In 1998, he returned to Mauritania and was “arrested, beaten, and tortured on two different occasions,” records state. Diagne came to the United States three years later and settled in Columbus, Ohio.

He doesn’t have immediate family in Columbus but built friendships with other west Africans in his community. His friends describe him as a quiet and religious man. Ahmed Tidiane met him In 2003 while they worked at a JCPenney distribution center. At the local mosque, they prayed together. In their conversations, Tidiane learned that Diagne had serious kidney problems.

But despite his poor health, he said, Diagne is “a hardworking person.”

“He was moving boxes, loading trucks,” Tidiane said. “Regardless of his failing health condition, he was very, very strong.”

***

During his first term, President Barack Obama directed ICE to focus deportation efforts on immigrants with serious criminal records. But that changed in January 2017, just days after Donald Trump was sworn into office. The new administration vastly expanded ICE’s discretion on arrests and removals.

The shift has been apparent within the Mauritanian community in Columbus. In 2017, only eight Mauritanians were deported, according to federal figures. As of Aug. 13, 81 have been removed, an ICE spokesman told Reveal.

The Atlantic recently visited their community of about 3,000 residents and spoke to Mauritanians who expect to be picked up by ICE and are putting their affairs in order. Human rights advocates have also warned the Trump administration of the challenges black Mauritanians face if they’re deported.

In a statement, Amnesty International asked the government to stop the deportations, citing the risk of enslavement. Estimates show that about 1 percent of the population, or roughly 43,000 people, are still enslaved.

Slavery abolitionist Biram Dah Abeid wrote in a declaration this summer that deporting Mauritanians “amounts to a death sentence for an entire population.” Several deportees, he added, have been arrested soon after arriving in Africa. Abeid was arrested himself in August by the Mauritanian government for his political speech, his supporters say.

Another challenge faced by deportees: Mauritanians who weren’t in the country in 2011 during a national census don’t have identification records.

“You would be hard pressed to obtain a passport, to obtain government services to which you might otherwise be entitled to,” said Eric Goldstein, deputy director of Human Rights Watch’s Middle East and North Africa division. Finding a job would also be difficult, he added, “especially in any public sector.”

***

When ICE arrested Diagne, he told the agency about his cancer, according to court records. He also told ICE about his Hepatitis B and failing vision.

But his lawyers say that Diagne did not receive medical attention while in detention. ICE didn’t answer Reveal’s questions about Diagne’s medical care. A spokesman said the agency “is committed to ensuring the health, safety, and welfare of all those in our care.”

“In accordance with ICE’s rigorous performance-based national detention standards,” he added, “the agency ensures continuity of care from admission to transfer, discharge, or removal.”

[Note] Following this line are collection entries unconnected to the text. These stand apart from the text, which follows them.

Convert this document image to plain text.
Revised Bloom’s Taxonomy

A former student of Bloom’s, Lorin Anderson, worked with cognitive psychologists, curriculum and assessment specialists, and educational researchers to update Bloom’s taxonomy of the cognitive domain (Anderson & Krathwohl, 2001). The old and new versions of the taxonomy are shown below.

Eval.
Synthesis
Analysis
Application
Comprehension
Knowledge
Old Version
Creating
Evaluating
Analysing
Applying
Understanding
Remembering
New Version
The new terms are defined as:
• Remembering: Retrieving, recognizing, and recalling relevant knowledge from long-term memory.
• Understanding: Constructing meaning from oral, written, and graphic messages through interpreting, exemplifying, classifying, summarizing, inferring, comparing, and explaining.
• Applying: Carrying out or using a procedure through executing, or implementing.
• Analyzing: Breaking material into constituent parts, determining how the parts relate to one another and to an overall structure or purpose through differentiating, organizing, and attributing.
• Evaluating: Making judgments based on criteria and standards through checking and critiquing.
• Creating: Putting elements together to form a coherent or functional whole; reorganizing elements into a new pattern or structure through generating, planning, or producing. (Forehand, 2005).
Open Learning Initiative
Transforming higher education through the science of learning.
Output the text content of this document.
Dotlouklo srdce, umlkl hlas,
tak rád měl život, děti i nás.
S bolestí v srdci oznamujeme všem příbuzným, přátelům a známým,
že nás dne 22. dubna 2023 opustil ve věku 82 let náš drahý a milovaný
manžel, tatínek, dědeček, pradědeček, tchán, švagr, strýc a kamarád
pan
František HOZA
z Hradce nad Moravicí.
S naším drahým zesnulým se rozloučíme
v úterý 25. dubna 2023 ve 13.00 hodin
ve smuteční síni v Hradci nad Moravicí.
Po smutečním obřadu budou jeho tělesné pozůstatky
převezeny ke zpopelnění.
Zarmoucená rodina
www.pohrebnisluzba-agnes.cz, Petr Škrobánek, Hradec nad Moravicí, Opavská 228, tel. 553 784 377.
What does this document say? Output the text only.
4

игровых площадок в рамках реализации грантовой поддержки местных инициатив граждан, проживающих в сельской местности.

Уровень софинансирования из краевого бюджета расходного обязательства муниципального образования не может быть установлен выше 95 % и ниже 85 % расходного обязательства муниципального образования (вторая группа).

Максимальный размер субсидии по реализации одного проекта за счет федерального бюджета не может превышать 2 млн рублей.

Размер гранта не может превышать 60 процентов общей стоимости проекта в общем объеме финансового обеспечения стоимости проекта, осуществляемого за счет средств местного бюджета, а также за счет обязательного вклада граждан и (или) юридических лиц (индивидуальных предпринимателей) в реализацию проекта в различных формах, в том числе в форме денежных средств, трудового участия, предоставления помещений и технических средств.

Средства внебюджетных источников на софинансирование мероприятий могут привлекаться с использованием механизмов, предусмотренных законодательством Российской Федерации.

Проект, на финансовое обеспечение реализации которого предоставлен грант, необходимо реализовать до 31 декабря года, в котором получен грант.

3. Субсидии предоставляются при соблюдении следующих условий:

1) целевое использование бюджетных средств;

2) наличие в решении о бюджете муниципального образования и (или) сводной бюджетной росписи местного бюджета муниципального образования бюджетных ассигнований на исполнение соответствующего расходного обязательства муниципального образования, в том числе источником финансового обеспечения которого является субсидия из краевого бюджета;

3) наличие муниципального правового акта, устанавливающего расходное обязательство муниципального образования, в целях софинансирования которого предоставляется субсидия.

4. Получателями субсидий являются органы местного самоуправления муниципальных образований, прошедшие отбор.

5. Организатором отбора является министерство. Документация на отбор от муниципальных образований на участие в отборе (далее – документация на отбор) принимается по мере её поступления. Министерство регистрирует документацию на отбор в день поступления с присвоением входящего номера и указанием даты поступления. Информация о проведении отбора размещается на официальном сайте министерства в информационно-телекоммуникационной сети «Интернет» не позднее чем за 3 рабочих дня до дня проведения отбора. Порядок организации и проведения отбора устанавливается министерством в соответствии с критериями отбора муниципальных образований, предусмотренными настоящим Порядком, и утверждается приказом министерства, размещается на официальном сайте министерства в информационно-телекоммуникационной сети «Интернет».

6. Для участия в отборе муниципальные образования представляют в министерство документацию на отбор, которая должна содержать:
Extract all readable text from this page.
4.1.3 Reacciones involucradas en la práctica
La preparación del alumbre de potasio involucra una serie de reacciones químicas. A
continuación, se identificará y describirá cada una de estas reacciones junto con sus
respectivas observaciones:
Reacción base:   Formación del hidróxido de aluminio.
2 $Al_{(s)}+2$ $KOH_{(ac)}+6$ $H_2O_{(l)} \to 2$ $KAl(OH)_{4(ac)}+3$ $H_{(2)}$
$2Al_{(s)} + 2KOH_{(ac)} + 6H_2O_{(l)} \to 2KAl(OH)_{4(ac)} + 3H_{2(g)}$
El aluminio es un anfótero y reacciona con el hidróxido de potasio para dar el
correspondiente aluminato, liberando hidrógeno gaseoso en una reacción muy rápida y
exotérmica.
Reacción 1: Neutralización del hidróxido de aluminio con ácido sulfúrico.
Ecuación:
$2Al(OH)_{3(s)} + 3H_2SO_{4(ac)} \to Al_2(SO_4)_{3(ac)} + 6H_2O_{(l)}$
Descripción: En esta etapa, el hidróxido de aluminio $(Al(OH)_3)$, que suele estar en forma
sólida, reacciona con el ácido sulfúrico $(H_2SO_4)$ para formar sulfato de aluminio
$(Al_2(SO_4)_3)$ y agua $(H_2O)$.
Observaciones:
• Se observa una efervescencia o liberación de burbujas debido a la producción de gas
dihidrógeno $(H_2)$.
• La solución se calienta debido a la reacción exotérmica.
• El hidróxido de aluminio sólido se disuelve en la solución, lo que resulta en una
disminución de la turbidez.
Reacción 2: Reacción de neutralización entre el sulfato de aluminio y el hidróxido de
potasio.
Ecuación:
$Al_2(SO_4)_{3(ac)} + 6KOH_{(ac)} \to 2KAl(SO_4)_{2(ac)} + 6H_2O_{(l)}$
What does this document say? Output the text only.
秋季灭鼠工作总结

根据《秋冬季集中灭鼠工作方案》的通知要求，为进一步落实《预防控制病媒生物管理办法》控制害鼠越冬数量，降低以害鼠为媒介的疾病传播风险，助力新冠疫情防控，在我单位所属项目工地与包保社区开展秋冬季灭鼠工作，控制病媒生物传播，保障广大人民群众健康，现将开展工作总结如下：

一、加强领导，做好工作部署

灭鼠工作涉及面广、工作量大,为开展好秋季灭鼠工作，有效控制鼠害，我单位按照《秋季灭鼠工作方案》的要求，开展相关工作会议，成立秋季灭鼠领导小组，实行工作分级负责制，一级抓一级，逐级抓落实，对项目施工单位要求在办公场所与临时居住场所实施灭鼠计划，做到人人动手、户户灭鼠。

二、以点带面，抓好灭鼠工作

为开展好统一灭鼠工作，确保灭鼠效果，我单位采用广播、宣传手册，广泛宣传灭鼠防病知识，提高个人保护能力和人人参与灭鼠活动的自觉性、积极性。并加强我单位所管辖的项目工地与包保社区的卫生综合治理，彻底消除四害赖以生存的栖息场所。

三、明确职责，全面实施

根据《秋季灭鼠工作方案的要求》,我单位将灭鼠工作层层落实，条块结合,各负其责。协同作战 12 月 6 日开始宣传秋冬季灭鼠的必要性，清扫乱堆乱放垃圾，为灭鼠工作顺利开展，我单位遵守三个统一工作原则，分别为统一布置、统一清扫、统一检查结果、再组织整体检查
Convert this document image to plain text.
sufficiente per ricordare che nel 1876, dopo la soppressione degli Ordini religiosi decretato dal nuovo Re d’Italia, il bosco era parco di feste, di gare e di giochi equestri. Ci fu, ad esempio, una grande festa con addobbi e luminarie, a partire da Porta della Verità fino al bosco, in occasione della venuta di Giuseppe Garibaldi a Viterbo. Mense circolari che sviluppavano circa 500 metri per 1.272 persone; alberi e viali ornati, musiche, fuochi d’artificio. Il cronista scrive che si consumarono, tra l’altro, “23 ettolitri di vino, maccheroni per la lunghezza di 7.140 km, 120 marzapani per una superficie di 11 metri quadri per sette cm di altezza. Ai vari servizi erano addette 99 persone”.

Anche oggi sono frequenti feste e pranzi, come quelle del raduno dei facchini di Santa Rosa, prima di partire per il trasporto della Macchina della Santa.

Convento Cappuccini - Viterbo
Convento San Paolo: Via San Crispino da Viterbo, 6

Diagne’s Aug. 22 flight had a stop in Morocco. One of his friends, Hamidou Sy, spoke to Diagne recently. This is what Diagne told him: after arriving in Mauritania, officers booked Diagne into a jail, where he lived in a cell with more than 70 men who were forced to urinate into plastic bottles and were beaten by guards.

After 13 days in jail, Diagne told Sy he bribed officials with about $1,500. He was released and a relative took him to Senegal.

“Everybody was worried,” Sy said. “Oh my God, what was going on?”